My pre-approval process is pretty straightforward. I’m lucky and I have good insurance. I have to see a dietician 3 times (1 for 1hr, 2 for 30min) and go to a nutrition pre-op 2 hour class. I have to do a 2hr psych consult. I have to have an endoscopy. I also have to get a letter from my primary physician, and see her and the surgeon in the weeks before surgery. Then I do a 14 day liquid diet leading up to the surgery itself, and ta-da. I’ll be in the hospital one night, then home. There’s a 4 week food phasing recovery plan – 2 weeks liquids, 2 weeks soft foods, then all foods are OK.

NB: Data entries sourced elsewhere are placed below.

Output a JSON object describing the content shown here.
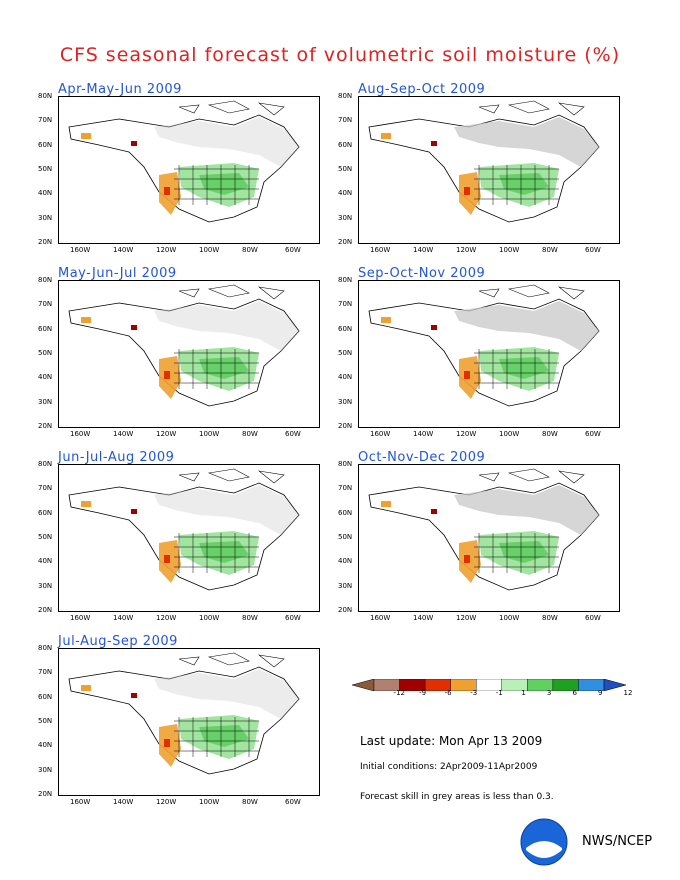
{
  "title": "CFS seasonal forecast of volumetric soil moisture (%)",
  "panels": [
    {
      "title": "Apr-May-Jun 2009"
    },
    {
      "title": "Aug-Sep-Oct 2009"
    },
    {
      "title": "May-Jun-Jul 2009"
    },
    {
      "title": "Sep-Oct-Nov 2009"
    },
    {
      "title": "Jun-Jul-Aug 2009"
    },
    {
      "title": "Oct-Nov-Dec 2009"
    },
    {
      "title": "Jul-Aug-Sep 2009"
    }
  ],
  "lat_labels": [
    "80N",
    "70N",
    "60N",
    "50N",
    "40N",
    "30N",
    "20N"
  ],
  "lon_labels": [
    "160W",
    "140W",
    "120W",
    "100W",
    "80W",
    "60W"
  ],
  "colorbar": {
    "ticks": [
      "-12",
      "-9",
      "-6",
      "-3",
      "-1",
      "1",
      "3",
      "6",
      "9",
      "12"
    ],
    "colors": [
      "#8b5a3c",
      "#b08070",
      "#a00000",
      "#e03000",
      "#f0a030",
      "#ffffff",
      "#b8f0b8",
      "#60d060",
      "#20a020",
      "#3090e0",
      "#2050c0"
    ]
  },
  "last_update": "Last update: Mon Apr 13 2009",
  "initial_conditions": "Initial conditions: 2Apr2009-11Apr2009",
  "skill_note": "Forecast skill in grey areas is less than 0.3.",
  "agency": "NWS/NCEP",
  "logo_text": "NOAA"
}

I haven’t figured out how much I’ll tell me office, but likely something along the lines of “stomach surgery” and not go into more detail than that. I have and still do feel that my weight and my health are my business. I will tell close friends and family because 1) it’s a surgery and that’s risky and 2) it will impact our interactions. I hate bringing it up though. I just feel like there’s so much judgement, and I’m probably or possibly projecting all that, but still. I hope people realize that it’s a big decision and not one I take lightly, and it isn’t a solve-all-your problems thing. I’ll still have to work out and eat right in order to make a long term difference. It’s a tool to help me find more success in the long run.